From: Juanma Barranquero
Subject: Re: Don't concat directories to file names
Date: Mon, 25 Jun 2007 16:51:02 +0200

On 6/25/07, Stefan Monnier <address@hidden> wrote:

No: a path is a list of directories (as in the PATH, MANPATH EMACSLOADPATH,

You're right.

What it returns is a file name.  The file referenced may be of
directory kind (or symlink kind, or normal file kind, or even device kind),
but it's still a file name.

It's not the first time I mix the terminology (Richard corrected me a
couple times before). I've honestly tried to remember it, but my mind
refuses, perhaps as a rection to the horror of supposing that
everything is a file, which a directory is not (in general, though I
know it *is* in Unix and its derivatives, and many other OSes). I'm
not going to enter an OS flamewar, but in my younger days I hacked
VAX/VMS, where a filename and a directory were clearly distinct :)
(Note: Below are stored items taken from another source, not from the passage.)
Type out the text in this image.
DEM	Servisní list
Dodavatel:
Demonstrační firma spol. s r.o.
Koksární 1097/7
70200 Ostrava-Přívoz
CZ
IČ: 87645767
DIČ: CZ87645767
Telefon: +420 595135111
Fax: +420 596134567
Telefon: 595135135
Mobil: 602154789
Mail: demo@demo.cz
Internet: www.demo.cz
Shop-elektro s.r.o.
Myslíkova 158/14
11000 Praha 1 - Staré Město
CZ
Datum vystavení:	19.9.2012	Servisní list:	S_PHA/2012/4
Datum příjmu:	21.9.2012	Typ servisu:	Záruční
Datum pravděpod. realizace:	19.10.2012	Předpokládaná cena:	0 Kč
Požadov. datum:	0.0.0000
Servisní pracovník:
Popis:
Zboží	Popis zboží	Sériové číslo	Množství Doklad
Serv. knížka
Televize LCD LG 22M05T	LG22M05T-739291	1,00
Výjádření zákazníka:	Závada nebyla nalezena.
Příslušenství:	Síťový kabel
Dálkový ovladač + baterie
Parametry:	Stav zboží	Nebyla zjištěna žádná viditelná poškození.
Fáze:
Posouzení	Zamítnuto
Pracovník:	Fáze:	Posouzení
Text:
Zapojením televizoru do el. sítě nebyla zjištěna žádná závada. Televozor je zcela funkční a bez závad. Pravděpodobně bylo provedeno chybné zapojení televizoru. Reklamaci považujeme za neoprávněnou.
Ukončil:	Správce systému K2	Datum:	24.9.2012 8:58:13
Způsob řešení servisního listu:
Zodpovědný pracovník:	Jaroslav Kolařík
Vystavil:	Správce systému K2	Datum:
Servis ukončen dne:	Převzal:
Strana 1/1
I understand (and promptly forget, alas) how "path" is used in Emacs.
But I unconsciously revert to the more widespread use, as documented
in the Wikipedia, among many other places: "A path is the general form
of a file or directory name, giving a file's name and its unique
location in a file system." The use of path brought to life from PATH
and other environment variables is an accident that would've been
averted had the original namer had the forethought of calling it
PATHS, which seems more logical...

At least I didn't find difficult to remember that frames are windows
and windows are panes (and yeah, I know, Emacs Was There First :)

locate-user-emacs-file, then, as ugly as it is.